Gelelim Take The Crown’daki şarkılara…Albümün çıkış parçası Candy, son dönemin en iyi single’larından biri. Hem eğlenceli klibi, hem de akılda kalıcı melodisiyle mükemmel bir yaz parçası olabilirdi, eğer albüm yaza doğru çıkarılsaydı. Robbie albümlerini hep yılsonuna doğru çıkarır, Take The Crown’da da bu geleneğini bozmadı. Candy’i dinledikten sonra albümün geri kalanın da onun gibi tam anlamıyla “pop” şarkılarıyla dolu olduğu beklentisindeydim ama çok farklı bir tarzla karşılaştım. Albümün Candy dışındaki single’ları Different ve Be A Boy oldu. Her iki şarkı da Robbie’nin Take The Crown’da, yeni bir vokal tarzı denediğini ortaya koyuyor. Gospel ve Into The Silence’da enstrümanlar sesin önüne geçmiş ve albümün tek baladı olan Losers’ın sonlarına doğru Robbie’nin sesini tanımak mümkün olmuyor.
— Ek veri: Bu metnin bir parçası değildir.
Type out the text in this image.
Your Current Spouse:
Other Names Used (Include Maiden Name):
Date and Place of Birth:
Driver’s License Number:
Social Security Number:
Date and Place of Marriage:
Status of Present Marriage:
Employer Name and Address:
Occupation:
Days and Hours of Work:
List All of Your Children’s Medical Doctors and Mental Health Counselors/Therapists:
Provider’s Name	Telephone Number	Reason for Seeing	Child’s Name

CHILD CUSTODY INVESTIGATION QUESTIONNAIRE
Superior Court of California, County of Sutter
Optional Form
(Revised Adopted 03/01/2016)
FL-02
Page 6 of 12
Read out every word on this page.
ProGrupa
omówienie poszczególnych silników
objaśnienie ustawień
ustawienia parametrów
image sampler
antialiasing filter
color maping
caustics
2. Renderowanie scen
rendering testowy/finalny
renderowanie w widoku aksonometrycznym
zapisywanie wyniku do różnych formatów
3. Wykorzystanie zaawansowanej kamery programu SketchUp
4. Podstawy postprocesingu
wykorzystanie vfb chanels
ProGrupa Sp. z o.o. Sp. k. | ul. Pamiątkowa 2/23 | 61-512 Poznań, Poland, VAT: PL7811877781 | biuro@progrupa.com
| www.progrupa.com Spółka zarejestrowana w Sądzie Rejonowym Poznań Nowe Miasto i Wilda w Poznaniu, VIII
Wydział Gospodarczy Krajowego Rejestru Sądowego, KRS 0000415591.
Hunting For You’nun albümdeki en iyi şarkılardan biri olduğunu düşünüyorum, ancak nakaratının tek bir cümle olup kendini tekrar etmesi bu şarkının büyüsünü bozmuş. Daha güçlü bir nakarata sahip olsaydı, belki Be A Boy yerine single olarak yayınlanabilirdi.

 

Into The Silence için ise albümün en iyi şarkısı denilebilir. Albümü ilk dinlediğim zaman Candy dışında sadece Into the Silence’a geri dönüp tekrar tekrar dinlemek istedim. Güçlü bir melodiye, etkileyici sözlere sahip. Robbie’nin vokalleri her iki nakaratta da farklı. İkinci nakarattan sonra düşen tempo, orkestra eşliğinde birden yeniden yükseliyor. Biraz Escapology’deki Love Somebody’i andırıyor, yalnız Love Somebody’de ikinci nakarat sonrası tempo hiç düşmemiş ve şarkının sonuna kadar giderek yükselmişti.

 

Robbie’nin bu kez U2, REM, Snow Patrol gibi “rock” gruplarının prodüktörlüğünü yapan Jacknife Lee ile çalışması sonucunda Take The Crown gibi rock tınılarına çokça yer verilip, sesin geri plana itildiği, tipik olmayan bir Robbie Williams albümü ortaya çıkmış. Robbie’nin her zaman kendisini yenilemesine ve farklı müzik türleri denemesine alışığız, ancak melodilerin sesin önüne geçmesi Robbie gibi sesiyle öne çıkan bir şarkıcıya haksızlık yapıyor. Robbie ilk kez rock söylemiyor, hemen hemen tüm albümlerinde çok iyi rock şarkılarına rastlamak mümkün (Karma Killer, Come Undone gibi), yalnız bu sefer rock yönü fazla ağır basmış.

 

İngiliz şarkıcı, uzun yıllar prodüktörlüğünü yapan ve birlikte birçok pop klasiğine imza atmış olduğu Guy Chambers ile yollarını ayırdıktan sonra çıkardığı her albümde farklı bir prodüktörle çalıştı. Chambers sonrası dönemde çıkardığı albümlerden en başarılısı 2005 tarihli Intensive Care oldu. O tarihten bu yana Robbie farklı müzik türleri deniyor. Belki eskiden olduğu gibi büyük ses getiren hitlere imza atamıyor ama çıkardığı her yeni albümle, her daim müzik dünyasındaki boşluğu doldurmayı başarıyor. Bu yüzden de günümüzün 1 numaralı popstarı…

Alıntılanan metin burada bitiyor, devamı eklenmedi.